App Reviewed on: iPad Pro
User Interface Rating:
Replay Value Rating:
Note: This game is free-to-start and asks for $9.99 to unlock the full game. The video above covers the free section of the game.
If Forgotton Anne was an animated movie, it would be more Cats Don’t Dance than Hercules. What I mean by this is Forgotton Anne—though gorgeously rendered—makes a lot of highly-specific choices about its world and characters that limit its appeal. As a game though, this really works in its favor, at least for most of the experience.
Forgotton Anne imagines a parallel universe populated by all the forgotten objects of our world. These include things like socks, antiques, hats, lightbulbs, and more. In this world, these objects (known as Forgotlings) live in mysterious squalor, which has caused some to try and build a pathway back to the real world.
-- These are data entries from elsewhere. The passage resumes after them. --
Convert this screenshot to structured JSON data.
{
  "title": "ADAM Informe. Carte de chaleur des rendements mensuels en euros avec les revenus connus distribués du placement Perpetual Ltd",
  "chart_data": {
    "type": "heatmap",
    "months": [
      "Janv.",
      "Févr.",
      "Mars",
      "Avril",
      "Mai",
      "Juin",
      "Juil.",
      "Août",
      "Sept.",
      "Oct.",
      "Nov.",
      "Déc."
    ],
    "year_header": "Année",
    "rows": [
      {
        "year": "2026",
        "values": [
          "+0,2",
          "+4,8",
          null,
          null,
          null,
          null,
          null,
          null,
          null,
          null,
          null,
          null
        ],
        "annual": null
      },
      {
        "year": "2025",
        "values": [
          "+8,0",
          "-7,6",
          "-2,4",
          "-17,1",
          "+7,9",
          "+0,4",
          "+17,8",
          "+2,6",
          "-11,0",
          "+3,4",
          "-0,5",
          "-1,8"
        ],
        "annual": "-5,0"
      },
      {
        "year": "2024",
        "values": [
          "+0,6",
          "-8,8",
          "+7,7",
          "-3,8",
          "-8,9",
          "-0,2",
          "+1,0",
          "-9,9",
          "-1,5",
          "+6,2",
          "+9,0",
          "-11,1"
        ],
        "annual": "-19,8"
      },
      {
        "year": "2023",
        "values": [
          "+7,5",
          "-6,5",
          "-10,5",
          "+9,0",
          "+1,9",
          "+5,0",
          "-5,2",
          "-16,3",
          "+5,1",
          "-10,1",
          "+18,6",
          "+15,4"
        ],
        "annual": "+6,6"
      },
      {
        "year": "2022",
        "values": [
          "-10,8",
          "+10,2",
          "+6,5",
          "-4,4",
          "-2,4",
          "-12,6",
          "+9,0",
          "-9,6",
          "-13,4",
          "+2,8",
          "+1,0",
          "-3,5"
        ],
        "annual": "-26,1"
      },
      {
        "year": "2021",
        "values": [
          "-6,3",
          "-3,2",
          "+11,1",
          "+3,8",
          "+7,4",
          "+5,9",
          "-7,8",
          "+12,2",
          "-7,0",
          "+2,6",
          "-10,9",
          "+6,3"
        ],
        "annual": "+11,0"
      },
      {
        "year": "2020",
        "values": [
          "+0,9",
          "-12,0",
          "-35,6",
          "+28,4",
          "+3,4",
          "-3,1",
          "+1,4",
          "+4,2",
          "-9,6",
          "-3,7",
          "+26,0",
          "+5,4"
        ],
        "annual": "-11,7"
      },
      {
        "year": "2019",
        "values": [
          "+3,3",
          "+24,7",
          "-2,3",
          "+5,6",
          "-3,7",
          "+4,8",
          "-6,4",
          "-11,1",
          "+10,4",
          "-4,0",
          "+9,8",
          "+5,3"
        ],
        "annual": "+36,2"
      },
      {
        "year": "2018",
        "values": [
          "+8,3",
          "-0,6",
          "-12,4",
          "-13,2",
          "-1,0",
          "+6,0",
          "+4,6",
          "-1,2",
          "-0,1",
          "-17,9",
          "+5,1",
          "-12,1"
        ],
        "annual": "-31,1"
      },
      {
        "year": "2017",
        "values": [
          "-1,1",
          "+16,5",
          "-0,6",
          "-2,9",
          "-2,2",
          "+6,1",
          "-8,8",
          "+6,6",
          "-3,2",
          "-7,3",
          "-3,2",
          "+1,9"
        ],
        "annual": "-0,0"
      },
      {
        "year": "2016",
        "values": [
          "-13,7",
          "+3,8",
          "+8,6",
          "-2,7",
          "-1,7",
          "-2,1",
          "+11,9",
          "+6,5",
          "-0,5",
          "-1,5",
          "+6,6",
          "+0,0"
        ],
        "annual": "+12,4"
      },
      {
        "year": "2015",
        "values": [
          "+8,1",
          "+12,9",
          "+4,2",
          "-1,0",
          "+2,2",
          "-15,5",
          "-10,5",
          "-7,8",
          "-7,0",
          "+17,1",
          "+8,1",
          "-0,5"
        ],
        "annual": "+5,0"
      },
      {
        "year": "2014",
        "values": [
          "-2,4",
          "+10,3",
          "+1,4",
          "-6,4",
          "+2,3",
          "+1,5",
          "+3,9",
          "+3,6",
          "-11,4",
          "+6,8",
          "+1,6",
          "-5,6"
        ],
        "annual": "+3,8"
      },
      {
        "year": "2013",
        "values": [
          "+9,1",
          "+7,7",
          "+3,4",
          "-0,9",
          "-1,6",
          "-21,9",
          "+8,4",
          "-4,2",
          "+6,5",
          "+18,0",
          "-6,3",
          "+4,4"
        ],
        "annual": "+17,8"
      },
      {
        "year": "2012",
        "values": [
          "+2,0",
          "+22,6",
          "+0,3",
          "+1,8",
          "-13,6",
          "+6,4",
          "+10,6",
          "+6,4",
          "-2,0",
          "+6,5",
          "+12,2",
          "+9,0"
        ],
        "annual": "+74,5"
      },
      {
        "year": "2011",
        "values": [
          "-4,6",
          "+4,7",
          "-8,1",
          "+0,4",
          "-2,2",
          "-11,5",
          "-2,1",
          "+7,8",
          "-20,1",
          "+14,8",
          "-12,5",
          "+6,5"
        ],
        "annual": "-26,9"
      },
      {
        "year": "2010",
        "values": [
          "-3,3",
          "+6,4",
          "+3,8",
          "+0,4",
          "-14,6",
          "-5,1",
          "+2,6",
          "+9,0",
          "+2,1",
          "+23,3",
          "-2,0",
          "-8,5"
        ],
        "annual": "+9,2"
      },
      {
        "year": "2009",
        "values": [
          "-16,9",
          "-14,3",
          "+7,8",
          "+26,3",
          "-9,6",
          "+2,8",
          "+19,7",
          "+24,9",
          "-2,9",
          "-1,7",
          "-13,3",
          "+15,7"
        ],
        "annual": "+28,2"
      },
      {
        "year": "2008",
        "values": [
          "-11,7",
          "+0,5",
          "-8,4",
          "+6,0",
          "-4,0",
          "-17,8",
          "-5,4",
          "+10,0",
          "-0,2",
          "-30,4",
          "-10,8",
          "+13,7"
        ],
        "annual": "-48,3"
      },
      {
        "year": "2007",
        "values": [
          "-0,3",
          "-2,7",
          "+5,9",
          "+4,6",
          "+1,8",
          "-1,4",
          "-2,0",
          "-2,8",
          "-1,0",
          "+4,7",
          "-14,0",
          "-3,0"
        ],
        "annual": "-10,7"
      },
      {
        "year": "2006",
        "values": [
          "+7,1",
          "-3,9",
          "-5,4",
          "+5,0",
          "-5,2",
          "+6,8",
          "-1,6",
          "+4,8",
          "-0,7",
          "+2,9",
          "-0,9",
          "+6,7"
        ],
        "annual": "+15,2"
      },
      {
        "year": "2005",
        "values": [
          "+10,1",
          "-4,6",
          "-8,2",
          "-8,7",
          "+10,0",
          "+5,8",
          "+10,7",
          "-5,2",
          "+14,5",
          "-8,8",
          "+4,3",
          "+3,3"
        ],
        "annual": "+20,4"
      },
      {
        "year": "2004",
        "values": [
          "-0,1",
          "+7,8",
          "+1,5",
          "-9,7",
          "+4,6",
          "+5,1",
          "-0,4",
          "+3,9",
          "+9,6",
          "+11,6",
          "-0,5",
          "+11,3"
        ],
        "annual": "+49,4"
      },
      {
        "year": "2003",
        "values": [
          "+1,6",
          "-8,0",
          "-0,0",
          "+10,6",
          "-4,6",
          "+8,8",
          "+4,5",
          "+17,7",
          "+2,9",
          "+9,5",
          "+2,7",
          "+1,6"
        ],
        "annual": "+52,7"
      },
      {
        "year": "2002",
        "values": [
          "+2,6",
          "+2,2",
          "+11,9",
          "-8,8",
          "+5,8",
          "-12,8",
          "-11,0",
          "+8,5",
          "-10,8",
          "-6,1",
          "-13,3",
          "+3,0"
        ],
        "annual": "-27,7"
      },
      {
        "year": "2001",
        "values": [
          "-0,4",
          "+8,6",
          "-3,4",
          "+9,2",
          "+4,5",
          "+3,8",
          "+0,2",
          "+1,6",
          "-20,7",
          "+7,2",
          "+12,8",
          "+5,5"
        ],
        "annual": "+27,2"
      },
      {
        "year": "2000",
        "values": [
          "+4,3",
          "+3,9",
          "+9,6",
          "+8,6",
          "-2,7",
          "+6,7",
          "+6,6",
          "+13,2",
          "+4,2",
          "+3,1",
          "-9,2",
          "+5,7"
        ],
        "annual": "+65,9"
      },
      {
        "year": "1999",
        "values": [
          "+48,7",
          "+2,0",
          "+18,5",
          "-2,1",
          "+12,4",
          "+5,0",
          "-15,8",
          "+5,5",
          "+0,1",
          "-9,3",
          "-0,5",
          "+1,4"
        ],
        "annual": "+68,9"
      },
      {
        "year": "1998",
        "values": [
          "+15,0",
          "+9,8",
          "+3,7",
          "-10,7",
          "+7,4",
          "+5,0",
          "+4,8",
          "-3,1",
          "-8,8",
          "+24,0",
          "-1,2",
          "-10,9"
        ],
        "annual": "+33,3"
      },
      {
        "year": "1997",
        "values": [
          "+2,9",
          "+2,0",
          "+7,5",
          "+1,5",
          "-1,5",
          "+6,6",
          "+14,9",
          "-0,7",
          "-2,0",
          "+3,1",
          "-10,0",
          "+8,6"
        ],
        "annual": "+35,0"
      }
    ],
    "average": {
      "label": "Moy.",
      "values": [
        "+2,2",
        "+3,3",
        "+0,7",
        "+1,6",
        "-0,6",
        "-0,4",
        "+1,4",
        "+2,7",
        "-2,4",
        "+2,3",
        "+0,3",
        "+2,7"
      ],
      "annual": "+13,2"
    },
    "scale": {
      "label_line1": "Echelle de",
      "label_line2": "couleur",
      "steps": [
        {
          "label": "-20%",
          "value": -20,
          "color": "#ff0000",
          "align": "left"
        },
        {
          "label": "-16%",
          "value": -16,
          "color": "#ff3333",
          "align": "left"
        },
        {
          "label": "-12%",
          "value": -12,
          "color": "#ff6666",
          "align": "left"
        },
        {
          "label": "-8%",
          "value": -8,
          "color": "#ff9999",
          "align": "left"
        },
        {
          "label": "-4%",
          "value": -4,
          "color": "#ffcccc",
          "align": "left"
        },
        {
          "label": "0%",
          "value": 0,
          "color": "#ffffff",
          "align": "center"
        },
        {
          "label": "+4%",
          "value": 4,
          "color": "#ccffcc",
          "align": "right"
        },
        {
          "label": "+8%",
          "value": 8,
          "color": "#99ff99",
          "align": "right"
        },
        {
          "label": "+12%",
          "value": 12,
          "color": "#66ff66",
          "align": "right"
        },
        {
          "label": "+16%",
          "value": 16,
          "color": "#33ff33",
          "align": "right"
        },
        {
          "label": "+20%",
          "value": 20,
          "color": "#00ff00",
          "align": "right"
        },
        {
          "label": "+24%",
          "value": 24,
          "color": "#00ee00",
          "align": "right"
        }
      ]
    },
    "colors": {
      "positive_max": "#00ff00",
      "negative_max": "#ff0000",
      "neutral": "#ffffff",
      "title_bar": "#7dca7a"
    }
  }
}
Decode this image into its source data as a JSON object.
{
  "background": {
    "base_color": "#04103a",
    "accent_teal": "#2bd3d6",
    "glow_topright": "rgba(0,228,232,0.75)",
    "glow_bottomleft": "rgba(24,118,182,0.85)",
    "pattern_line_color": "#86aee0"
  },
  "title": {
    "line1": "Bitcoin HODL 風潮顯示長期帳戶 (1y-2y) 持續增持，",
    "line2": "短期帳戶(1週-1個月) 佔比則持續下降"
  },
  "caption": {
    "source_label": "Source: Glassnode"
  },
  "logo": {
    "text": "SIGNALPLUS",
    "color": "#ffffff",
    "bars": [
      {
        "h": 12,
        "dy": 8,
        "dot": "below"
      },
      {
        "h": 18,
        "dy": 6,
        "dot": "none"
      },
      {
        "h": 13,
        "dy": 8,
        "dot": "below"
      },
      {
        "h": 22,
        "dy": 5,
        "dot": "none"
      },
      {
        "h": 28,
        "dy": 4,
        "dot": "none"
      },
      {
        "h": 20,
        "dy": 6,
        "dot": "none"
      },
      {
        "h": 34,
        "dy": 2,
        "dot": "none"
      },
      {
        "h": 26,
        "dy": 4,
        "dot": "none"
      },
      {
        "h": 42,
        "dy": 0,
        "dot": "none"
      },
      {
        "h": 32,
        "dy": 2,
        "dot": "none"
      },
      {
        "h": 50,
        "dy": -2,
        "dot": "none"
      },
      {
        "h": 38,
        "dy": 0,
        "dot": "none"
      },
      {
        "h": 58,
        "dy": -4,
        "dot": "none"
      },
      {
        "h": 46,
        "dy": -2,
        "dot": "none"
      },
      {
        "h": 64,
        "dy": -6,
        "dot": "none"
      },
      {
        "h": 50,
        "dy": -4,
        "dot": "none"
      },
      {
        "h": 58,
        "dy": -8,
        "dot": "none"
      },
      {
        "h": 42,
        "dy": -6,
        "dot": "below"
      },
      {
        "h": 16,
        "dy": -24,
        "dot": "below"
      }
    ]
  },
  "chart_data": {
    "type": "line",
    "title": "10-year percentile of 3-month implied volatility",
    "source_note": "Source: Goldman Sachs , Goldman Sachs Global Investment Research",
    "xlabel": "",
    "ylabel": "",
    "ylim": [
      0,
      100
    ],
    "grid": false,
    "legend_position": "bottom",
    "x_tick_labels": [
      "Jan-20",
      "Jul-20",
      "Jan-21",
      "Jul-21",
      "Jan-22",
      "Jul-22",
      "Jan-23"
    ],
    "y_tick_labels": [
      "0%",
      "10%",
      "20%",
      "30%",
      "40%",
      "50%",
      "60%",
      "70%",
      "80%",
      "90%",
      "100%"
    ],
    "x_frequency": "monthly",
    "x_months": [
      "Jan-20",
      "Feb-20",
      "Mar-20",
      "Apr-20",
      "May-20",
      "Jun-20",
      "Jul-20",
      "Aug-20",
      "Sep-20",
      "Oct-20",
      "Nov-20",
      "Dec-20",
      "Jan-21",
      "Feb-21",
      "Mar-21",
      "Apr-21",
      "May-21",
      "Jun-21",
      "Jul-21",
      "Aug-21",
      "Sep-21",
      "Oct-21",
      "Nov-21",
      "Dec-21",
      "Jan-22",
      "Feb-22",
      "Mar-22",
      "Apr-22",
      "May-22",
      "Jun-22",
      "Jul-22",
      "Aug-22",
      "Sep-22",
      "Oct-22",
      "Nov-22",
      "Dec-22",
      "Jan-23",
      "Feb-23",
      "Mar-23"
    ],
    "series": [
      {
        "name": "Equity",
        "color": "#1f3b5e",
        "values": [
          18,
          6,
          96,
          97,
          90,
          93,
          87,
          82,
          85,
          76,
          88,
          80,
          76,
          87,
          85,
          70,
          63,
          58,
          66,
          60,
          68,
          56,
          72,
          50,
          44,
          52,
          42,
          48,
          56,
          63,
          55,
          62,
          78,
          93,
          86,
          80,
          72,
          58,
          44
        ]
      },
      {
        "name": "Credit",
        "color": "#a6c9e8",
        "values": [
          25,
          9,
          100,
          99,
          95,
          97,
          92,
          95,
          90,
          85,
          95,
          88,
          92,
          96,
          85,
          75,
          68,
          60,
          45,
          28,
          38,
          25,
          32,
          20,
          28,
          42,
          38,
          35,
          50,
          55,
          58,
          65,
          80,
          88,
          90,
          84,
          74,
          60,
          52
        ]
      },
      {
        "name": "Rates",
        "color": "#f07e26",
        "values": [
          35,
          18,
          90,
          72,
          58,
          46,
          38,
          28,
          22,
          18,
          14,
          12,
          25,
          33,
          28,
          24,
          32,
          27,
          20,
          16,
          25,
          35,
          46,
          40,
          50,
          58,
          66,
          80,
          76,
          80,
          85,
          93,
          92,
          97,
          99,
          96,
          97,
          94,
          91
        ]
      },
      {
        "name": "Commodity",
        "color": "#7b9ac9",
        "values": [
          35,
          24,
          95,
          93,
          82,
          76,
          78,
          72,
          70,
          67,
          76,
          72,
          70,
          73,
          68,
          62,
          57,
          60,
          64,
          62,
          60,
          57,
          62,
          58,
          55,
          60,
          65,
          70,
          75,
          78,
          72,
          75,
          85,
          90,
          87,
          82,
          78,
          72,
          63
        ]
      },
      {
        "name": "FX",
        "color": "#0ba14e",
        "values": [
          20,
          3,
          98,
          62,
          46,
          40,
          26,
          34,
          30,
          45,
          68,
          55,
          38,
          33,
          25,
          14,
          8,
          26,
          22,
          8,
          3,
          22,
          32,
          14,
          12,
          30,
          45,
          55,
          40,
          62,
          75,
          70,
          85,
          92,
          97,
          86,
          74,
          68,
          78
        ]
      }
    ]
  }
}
You play as Anne, a human girl who operates as The Enforcer in this society of discarded objects. Your job is to keep the peace and help your master, Bonku, complete his work on the Ether Bridge so that all the Forgotlings in this world can return to their owners. The game begins when Anne is awoken after an attack by Forgotlings who are actively resisting the building of the Ether Bridge.
Anne’s encounter with the Forgotling resistance sends her on an adventure that causes her to question her role as an enforcer and consider the ramifications of building the Ether Bridge. You control Anne through all of this in what is best described as a hybrid adventure/puzzle game. Most of the experience involves you traversing environments via some light platforming, puzzle-solving, and character interaction.
None of the gameplay is particularly groundbreaking, but the way it’s presented certainly is. Forgotton Anne truly looks like you’re playing a 2D animated movie. It’s also fully voice-acted and packed with interesting environments, colorful characters, and beautifully detailed animations. These things combine to make an experience that is oddly propulsive.
Forgot to finish
Forgotton Anne is much more about enjoying its world, characters, and animation, and nothing highlights this more than when you get stuck in the game. It doesn’t happen often, but on one or two occasions, Forgotton Anne’s gameplay tries to up its mechanical complexity, and it bogs everything down.
Forgotton Anne just isn’t built for complicated actions. This is a game that heavily prioritizes animation, which makes doing even the simplest actions feel clunky and slow. Upping the challenge just exacerbates this problem. It also doesn’t help that there was one puzzle in particular that bugged out on me during my playthrough.
Even if you can manage Forgotton Anne’s sluggish controls just fine, it’s also worth noting that the game has a hard time closing out its story. This is true in both an artistic and technical sense. While the game sends you toward a resolution that both overexplains and cheapens everything that came before it, there are also sections at the end of the game where the voice acting doesn’t play, forcing you to read subtitles in silence.
The bottom line
Although it doesn’t end in an especially satisfying way, I still really enjoyed my time with Forgotton Anne. It builds a really cool world and animates it beautifully. It even contains quite a few touching character moments and explores interesting ideas. These things are rare in games, particularly on the App Store, so its flaws are worth looking past.